Fatto questo, detto prelato va ad un altare che ivi è, riccamente adornato, sopra il qual è una tavola rossa nella qual è scritto il nome del gran Can, e vi è il turibolo con l'incenso, e il prelato in vece di tutti incensa quella tavola e l'altare con gran riverenza, e allora tutti riveriscono grandemente la detta tavola dell'altare. Il che fatto, tutti ritornano alli luoghi loro, e allora si presentano i doni che abbiamo detto; e quando sono fatti i presenti e che il gran signore ha veduto ogni cosa, s'apparecchiano le tavole e le genti seggono a tavola, al modo e ordine detto negli altri capitoli, cosí le donne come gli uomini.

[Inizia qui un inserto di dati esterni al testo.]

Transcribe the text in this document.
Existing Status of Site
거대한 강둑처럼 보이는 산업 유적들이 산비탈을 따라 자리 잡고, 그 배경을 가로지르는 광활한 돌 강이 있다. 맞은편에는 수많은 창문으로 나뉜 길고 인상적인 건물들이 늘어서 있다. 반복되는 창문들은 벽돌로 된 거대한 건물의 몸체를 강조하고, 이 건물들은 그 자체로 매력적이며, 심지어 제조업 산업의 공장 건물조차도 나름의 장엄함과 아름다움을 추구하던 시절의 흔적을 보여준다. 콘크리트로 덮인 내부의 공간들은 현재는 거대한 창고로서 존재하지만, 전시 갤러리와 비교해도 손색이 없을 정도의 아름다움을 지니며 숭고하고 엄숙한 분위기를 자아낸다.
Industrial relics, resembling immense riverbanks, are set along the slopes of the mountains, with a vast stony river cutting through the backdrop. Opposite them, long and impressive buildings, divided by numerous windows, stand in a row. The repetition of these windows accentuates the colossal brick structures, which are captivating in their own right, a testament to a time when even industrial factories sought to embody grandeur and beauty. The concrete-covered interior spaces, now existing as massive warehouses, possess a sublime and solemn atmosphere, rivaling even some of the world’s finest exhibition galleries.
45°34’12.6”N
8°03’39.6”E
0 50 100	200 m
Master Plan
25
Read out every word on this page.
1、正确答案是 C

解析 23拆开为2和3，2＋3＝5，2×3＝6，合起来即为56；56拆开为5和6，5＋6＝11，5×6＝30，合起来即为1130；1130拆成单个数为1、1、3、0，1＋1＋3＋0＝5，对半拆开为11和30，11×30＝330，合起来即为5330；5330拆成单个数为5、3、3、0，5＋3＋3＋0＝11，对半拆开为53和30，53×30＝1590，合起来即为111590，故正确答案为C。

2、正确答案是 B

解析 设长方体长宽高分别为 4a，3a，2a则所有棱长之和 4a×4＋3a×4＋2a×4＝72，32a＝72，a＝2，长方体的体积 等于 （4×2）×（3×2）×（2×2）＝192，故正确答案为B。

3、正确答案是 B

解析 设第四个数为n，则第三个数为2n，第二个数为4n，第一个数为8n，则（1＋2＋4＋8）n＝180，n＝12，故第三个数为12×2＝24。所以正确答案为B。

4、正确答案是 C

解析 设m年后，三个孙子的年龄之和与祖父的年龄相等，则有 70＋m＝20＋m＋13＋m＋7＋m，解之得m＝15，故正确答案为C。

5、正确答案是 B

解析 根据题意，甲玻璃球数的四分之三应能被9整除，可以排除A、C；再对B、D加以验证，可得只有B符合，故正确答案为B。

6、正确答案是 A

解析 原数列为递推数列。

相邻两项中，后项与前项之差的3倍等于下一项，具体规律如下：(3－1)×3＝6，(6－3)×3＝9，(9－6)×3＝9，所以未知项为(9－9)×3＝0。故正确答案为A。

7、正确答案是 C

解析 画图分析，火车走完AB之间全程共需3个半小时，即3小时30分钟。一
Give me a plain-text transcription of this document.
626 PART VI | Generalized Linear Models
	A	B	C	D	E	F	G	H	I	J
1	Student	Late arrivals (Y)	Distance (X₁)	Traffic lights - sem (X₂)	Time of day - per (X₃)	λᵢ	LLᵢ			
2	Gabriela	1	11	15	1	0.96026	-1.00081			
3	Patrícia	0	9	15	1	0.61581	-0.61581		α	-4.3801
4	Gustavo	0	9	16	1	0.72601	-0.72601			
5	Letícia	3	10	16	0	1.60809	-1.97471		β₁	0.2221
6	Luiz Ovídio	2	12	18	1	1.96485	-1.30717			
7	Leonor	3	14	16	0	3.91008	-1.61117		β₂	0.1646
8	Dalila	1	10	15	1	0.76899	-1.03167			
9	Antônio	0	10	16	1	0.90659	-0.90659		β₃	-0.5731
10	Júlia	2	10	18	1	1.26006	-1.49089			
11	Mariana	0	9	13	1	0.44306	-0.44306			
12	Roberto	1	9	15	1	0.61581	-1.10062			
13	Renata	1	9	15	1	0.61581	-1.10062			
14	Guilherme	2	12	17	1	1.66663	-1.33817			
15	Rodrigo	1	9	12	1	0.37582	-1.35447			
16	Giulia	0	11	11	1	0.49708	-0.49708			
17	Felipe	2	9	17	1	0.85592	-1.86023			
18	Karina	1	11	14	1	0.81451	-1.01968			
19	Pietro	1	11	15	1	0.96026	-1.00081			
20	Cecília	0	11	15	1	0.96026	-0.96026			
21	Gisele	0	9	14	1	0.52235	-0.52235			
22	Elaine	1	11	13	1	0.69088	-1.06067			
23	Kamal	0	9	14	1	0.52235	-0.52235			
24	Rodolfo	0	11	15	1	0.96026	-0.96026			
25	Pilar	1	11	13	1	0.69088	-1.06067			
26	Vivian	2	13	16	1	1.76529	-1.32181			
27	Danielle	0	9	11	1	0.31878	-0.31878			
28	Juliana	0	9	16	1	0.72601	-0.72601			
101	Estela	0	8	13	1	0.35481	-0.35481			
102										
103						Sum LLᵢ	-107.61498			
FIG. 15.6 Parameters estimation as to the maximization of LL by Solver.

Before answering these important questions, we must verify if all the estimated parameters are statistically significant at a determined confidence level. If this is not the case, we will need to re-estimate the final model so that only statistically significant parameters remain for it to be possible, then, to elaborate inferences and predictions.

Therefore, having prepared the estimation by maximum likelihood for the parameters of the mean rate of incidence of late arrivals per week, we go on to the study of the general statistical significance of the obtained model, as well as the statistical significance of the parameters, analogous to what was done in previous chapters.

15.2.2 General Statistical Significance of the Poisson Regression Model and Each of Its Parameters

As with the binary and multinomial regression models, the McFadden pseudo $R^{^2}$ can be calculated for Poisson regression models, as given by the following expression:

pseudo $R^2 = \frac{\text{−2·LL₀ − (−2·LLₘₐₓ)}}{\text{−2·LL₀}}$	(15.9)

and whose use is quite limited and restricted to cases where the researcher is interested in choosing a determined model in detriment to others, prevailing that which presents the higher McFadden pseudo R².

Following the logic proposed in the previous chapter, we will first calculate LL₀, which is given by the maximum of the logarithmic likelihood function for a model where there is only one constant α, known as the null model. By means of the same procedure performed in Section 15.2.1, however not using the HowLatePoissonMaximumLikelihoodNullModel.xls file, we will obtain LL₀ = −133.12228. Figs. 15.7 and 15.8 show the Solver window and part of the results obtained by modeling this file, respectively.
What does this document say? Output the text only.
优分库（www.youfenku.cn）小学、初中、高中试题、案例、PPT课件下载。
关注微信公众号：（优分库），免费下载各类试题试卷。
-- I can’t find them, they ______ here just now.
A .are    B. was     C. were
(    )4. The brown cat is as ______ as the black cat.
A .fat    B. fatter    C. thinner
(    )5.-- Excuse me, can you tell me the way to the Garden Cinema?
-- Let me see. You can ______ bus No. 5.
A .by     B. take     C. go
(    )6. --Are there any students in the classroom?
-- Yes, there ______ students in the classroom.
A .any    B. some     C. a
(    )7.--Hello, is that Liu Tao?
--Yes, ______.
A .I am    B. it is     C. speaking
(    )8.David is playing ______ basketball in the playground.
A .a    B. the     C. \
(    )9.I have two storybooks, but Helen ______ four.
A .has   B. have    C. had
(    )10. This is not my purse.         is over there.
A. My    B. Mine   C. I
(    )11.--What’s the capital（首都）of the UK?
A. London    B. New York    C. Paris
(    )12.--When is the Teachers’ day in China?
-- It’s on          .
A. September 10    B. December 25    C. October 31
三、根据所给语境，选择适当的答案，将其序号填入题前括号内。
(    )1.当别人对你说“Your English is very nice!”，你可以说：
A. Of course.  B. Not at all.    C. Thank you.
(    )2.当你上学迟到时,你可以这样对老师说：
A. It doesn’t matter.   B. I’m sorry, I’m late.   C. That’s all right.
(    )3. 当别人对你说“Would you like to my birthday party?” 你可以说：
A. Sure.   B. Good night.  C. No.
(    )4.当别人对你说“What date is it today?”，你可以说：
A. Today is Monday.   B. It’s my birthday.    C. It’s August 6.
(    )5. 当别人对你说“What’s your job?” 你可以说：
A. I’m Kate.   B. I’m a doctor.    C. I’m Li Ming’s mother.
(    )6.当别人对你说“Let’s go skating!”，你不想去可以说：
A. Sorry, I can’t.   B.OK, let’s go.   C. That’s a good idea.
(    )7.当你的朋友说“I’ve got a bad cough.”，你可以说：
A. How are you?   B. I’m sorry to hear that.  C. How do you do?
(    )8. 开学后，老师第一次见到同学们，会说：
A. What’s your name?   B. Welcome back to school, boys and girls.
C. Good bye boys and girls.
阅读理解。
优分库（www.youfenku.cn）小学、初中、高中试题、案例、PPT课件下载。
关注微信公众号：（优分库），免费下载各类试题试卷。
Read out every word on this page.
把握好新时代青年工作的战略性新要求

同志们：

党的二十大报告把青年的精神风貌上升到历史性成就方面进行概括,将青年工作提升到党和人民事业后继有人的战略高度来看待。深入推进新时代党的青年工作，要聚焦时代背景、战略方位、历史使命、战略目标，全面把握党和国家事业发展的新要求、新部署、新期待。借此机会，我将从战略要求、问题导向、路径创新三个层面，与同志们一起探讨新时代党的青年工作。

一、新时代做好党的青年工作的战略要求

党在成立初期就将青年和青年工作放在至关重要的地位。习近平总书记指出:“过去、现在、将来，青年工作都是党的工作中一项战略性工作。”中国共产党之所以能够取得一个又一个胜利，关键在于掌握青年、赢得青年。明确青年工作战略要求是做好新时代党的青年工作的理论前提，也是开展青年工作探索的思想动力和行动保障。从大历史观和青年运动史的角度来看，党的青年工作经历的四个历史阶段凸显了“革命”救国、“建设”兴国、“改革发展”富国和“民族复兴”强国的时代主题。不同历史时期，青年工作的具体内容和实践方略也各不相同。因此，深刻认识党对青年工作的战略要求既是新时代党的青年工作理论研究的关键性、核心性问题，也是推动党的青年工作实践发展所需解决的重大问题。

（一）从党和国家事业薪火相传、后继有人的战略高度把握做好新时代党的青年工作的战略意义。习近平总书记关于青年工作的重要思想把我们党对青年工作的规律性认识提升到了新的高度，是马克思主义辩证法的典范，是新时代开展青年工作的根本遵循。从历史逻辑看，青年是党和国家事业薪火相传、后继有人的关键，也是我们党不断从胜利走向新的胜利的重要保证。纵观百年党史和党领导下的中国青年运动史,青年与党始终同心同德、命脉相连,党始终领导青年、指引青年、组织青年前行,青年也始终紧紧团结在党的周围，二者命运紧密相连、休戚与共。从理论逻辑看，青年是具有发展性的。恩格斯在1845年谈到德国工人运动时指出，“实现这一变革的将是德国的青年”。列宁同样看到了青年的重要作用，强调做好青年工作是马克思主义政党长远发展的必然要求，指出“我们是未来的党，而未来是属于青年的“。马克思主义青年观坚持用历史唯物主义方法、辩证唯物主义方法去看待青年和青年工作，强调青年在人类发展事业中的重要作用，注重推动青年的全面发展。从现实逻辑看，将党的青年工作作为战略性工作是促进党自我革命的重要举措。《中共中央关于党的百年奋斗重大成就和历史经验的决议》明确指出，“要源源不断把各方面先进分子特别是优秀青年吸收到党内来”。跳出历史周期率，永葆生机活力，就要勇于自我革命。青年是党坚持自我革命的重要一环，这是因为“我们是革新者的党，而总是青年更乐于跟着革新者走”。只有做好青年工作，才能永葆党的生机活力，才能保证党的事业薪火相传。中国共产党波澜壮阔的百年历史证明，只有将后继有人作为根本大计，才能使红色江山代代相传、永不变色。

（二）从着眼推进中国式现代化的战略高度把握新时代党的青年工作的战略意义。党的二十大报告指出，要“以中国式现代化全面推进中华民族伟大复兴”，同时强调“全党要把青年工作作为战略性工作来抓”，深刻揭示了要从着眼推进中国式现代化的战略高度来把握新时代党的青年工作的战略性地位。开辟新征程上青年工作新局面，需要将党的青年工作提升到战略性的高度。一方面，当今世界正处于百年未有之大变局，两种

E quando hanno mangiato vengono li musici e buffoni alla corte, solazzando, come di sopra s'è detto, e si mena alla presenza del signore un leone, ch'è tanto mansueto che subito si pone a giacer alli piedi di quello; e quando tutto ciò è fatto, ognun va a casa sua.
Della quantità degli animali del gran Can, che fa pigliar il mese di dicembre,
gennaio e febraio e portar alla corte.
Cap. 13.
Mentre il gran Can dimora nella città del Cataio tre mesi, cioè dicembre, gennaio e febraio, ne' quali è il gran freddo, ha ordinato per il spazio di quaranta giornate, atorno atorno il luogo dove egli è, che tutte le genti debbano andare a caccia, e li rettori delle terre debbino mandare alla corte tutte le bestie grosse, cioè cingiali, cervi, daini, caprioli, orsi. E tengono questo modo in prenderle: ciascun signore della provincia fa venire con esso lui tutti i cacciatori del paese, e vanno ovunque si siano le bestie serrandole a torno, e quelle con li cani e il piú con le freccie uccidono, e a quelle bestie che vogliono mandare al signore fanno cavar l'interiora, e poi le mandano sopra carri.